Wenn eigentlich eine Strafe angebracht wäre und von dieser doch abgesehen wird, nennt sich diese großzügige Haltung Gnade. Theologisch ist die Rede von der Gnade Gottes daher meistens fest verbunden mit der Annahme, dass Gott die schuldbeladenen Menschen ‚eigentlich‘ strafen müsse.

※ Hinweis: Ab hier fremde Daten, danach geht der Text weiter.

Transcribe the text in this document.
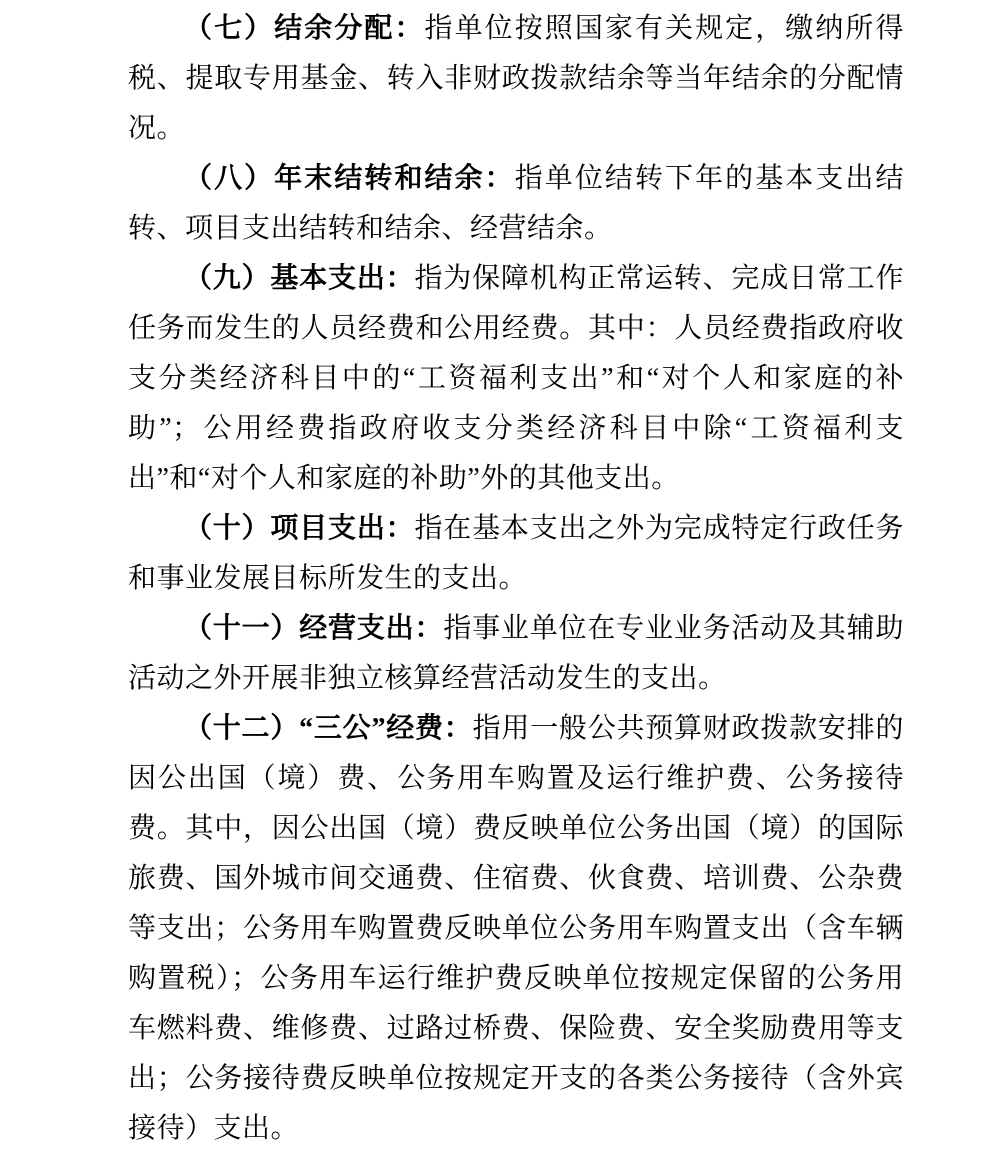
（七）结余分配：指单位按照国家有关规定，缴纳所得税、提取专用基金、转入非财政拨款结余等当年结余的分配情况。

（八）年末结转和结余：指单位结转下年的基本支出结转、项目支出结转和结余、经营结余。

（九）基本支出：指为保障机构正常运转、完成日常工作任务而发生的人员经费和公用经费。其中：人员经费指政府收支分类经济科目中的“工资福利支出”和“对个人和家庭的补助”；公用经费指政府收支分类经济科目中除“工资福利支出”和“对个人和家庭的补助”外的其他支出。

（十）项目支出：指在基本支出之外为完成特定行政任务和事业发展目标所发生的支出。

（十一）经营支出：指事业单位在专业业务活动及其辅助活动之外开展非独立核算经营活动发生的支出。

（十二）“三公”经费：指用一般公共预算财政拨款安排的因公出国（境）费、公务用车购置及运行维护费、公务接待费。其中，因公出国（境）费反映单位公务出国（境）的国际旅费、国外城市间交通费、住宿费、伙食费、培训费、公杂费等支出；公务用车购置费反映单位公务用车购置支出（含车辆购置税）；公务用车运行维护费反映单位按规定保留的公务用车燃料费、维修费、过路过桥费、保险费、安全奖励费用等支出；公务接待费反映单位按规定开支的各类公务接待（含外宾接待）支出。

Doch die Erkenntnis, dass wir Menschen nicht unschuldig durchs Leben gehen, machen wir auch ohne einen Gott, der uns Strafe androht. Unsere Ideen, die Welt zu verbessern, gehen nicht auf. Wir stehen uns immer wieder selbst im Weg. Und frei von Boshaftigkeit sind wir auch nicht. Wenn wir das nicht leugnen, führt im besten Fall zu einer gewissen Demut und zu Verständnis anderen Menschen gegenüber, die auch nicht alles richtig machen. Wenn es schlecht läuft, können Selbstvorwürfe und Schuldgefühle aber auch quälend werden.
Deshalb ist es eine hilfreiche Vorstellung, dass jemand uns tröstet und ermutigt – nicht weil er herablassend großzügig von Strafe absieht, sondern weil er weiß, was der Sinn und das Ziel dieser Geschichte ist. Und weil er den Weg mit uns geht.